Anna Roussillon est née à Beyrouth et a grandi au Caire. Au fil des années, elle s’est liée d’amitié avec Farraj, un agriculteur des environs de la ville de Louxor (située à 700 kilomètres du tumulte de la place Tahrir). Pendant 3 ans, la néo-documentariste, débarrassée de la barrière de la langue et instaurant une relation de confiance entre ses interlocuteurs et elle, a filmé de manière ponctuelle la cellule familiale et le village de l’homme. Partie pour réaliser un film sur les conséquences du tourisme de masse, elle portera, au gré de l’instabilité politique égyptienne, la voix de différents anonymes du peuple - souvent occultés, mais intrinsèquement liés à une démocratie balbutiante…

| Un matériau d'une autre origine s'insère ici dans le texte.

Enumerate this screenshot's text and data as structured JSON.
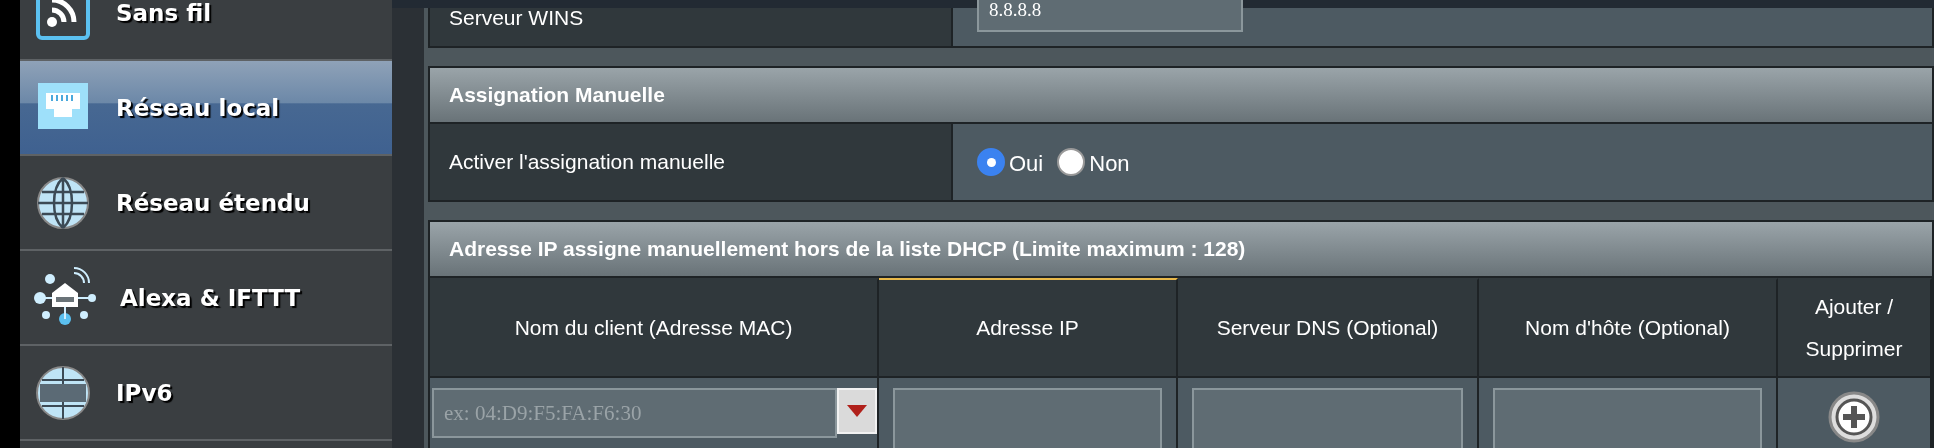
{
  "sidebar": {
    "items": [
      {
        "label": "Sans fil",
        "kind": "wifi",
        "selected": false
      },
      {
        "label": "Réseau local",
        "kind": "lan",
        "selected": true
      },
      {
        "label": "Réseau étendu",
        "kind": "globe",
        "selected": false
      },
      {
        "label": "Alexa & IFTTT",
        "kind": "hub",
        "selected": false
      },
      {
        "label": "IPv6",
        "kind": "ipv6",
        "selected": false
      }
    ]
  },
  "wins_row": {
    "label": "Serveur WINS",
    "value": "8.8.8.8"
  },
  "manual_section": {
    "title": "Assignation Manuelle",
    "label": "Activer l'assignation manuelle",
    "options": [
      {
        "label": "Oui",
        "selected": true
      },
      {
        "label": "Non",
        "selected": false
      }
    ]
  },
  "table": {
    "title": "Adresse IP assigne manuellement hors de la liste DHCP (Limite maximum : 128)",
    "columns": [
      {
        "label": "Nom du client (Adresse MAC)",
        "active": false
      },
      {
        "label": "Adresse IP",
        "active": true
      },
      {
        "label": "Serveur DNS (Optional)",
        "active": false
      },
      {
        "label": "Nom d'hôte (Optional)",
        "active": false
      },
      {
        "label": "Ajouter / Supprimer",
        "active": false
      }
    ],
    "mac_placeholder": "ex: 04:D9:F5:FA:F6:30"
  }
}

Quelles images gardons-nous du Printemps Arabe ? Celles de foules excédées, victimes malgré elles d’une iconisation perverse. Celles d’agglutinations d’individus assoiffés de liberté, dont nous saluions - avec une condescendance quasi néo-colonialiste - la hargne et la volition... Dès les premiers instants de son documentaire, Anna Roussillon brise ces repères en soulignant la légèreté, voire la familiarité des échanges qu’elle a avec ceux qu’elle filme : le village jouit, malgré sa pauvreté, d’une certaine quiétude, et ses habitants, loin d’être des monstres de révolte, ironisent, discutent, travaillent et regardent la télévision… comme tout un chacun. D’emblée, Je suis le peuple se veut immersif ; l’estime liant la documentariste à ses amis (avant d’être ses sujets) engendre une certaine liberté de ton tout en favorisant l’apparition de traits d’humour qui ponctuent l’œuvre. Construit à la mesure des déplacements d’Anna Roussillon en Egypte, le film se structure autour des évolutions politiques subséquentes au « Vendredi de la colère » ; mais plutôt que de traiter de la révolution, la documentariste examine ses conséquences et les réactions qu’elle suscite. Presque malgré elle, Anna Roussillon transcende, en adoptant ce point de vue, plusieurs aspects fondamentaux de la démocratie : l’importance de l’opinion du plus infime des individus, le poids que cette dernière peut avoir, la propension du citoyen à voir sa pensée évoluer... Et la chanson éponyme d’Oum Kalthoum, dont le titre fut l’un des slogans des révolutionnaires de la place Tahrir, de prendre tout son sens.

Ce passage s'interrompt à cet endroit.